Um das voll vernetzte Auto zu realisieren, das die Straße per Radar abtastet, die Umgebung mit 360-Grad-Kamera scannt und mit Ampeln und Fahrzeugen drahtlos Informationen austauscht, ist Kommunikation in Echtzeit die Voraussetzung. Aktuell verfügbare Netze reichen dafür nicht aus. Der heutige 4G-LTE-Mobilfunk ist auf maximal 300 MBit/s ausgelegt und hat zu lange Latenzzeiten.

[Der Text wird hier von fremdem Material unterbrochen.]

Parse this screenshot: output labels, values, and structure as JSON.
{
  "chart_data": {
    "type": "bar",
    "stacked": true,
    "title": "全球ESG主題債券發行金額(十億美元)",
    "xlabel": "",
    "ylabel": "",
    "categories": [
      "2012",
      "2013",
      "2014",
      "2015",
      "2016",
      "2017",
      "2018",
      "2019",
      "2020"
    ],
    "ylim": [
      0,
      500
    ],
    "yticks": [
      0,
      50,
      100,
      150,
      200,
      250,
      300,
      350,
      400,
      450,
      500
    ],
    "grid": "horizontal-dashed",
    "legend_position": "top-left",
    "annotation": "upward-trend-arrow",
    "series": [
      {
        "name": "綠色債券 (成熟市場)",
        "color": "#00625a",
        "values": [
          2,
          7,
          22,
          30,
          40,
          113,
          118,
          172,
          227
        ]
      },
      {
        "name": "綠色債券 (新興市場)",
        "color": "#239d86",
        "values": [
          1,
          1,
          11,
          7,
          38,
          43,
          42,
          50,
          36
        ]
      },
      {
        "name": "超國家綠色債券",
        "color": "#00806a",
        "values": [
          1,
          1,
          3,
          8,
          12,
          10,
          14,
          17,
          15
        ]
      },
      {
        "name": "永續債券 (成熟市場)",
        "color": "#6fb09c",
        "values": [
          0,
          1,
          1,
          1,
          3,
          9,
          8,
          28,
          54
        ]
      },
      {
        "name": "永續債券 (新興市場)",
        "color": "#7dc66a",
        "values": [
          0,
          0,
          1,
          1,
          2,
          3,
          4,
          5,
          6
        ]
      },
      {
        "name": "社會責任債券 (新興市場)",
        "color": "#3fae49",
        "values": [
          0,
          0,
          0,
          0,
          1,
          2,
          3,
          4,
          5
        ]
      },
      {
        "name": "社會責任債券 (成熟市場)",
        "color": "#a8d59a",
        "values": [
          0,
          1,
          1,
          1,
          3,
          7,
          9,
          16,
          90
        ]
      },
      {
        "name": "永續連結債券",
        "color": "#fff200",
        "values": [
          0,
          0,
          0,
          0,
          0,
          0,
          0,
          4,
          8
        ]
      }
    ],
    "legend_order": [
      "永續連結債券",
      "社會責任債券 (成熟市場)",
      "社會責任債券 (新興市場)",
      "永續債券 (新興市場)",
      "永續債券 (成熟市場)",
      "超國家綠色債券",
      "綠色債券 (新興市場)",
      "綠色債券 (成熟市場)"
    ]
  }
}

Der neue Mobilfunkstandard 5G

Ab 2020 sollen sich mit dem neuen Mobilfunkstandard 5G Daten mit 10 GBit/s übertragen lassen – also 33 mal schneller als mit LTE. Die Latenzzeiten sollen mit unter einer Millisekunde extrem niedrig sein. Der Energieverbrauch pro übertragenem Bit soll um den Faktor 1.000 sinken und der Stromverbrauch je Mobildienst um 90 Prozent. Die für 5G zusätzlich freigemachten Funkfrequenzen bis 6 GHz bedeuten schnelle Datenübertragung, allerdings auch weniger Leistung für die Sender. Deshalb entwickelte das Institut für Angewandte Festkörperphysik der Fraunhofer Gesellschaft (Halle A4 Stand 113) einen Leistungsverstärker aus Galliumnitrid, der mehr Daten schneller und energieeffizienter überträgt.

5G Automotive Association

Letzte Woche haben sich die großen deutsche Autobauer Audi, BMW und Daimler und die Netzwerkbetreiber Ericsson, Huawei und Nokia sowie die Chiphersteller Intel und Qualcomm zur „5G Automotive Association“ zusammengeschlossen. Gemeinsam wollen sie die Technik für vernetzte und selbst fahrende Autos vorantreiben. Weitere Partner sind bereits im Gespräch. Auf der diesjährigen electronica können Sie Qualcomm (Halle A6 Stand 175), Intel (Halle A5 Stand 507) und Ericsson (Halle A4 Stand 260) ebenfalls finden.

Kurzstrecken-Kommunikation mit DSRC und WLAN 802.11p

Die funkbasierte Kommunikation von Fahrzeug-zu-Fahrzeug (C2C) und von Fahrzeug zu Straße (C2I) lässt sich über Dedicated Short Range Communication (DSRC) realisieren, die gezielte Kurzstrecken-Kommunikation. Die Dienste lassen sich von mobilen Stationen ausführen. Für DSRC ist der Frequenzbereich des neuen WLAN-Standards 802.11p zwischen 5,850 GHz und 5,925 GHz festgelegt. Er arbeitet mit sieben 10-MHz-Kanälen: sechs Dienstkanälen und einem Kanal für Steuerungsaufgaben. Seine Priorität besteht im Aufbau zuverlässiger Verbindungen mit geringer Latenz, um Informationen zu Position, Tempo und Bewegungsrichtung senden zu können. Mit DSRC sind Brutto-Datenraten bis 27 MBit/s über eine Distanz von einem Kilometer möglich.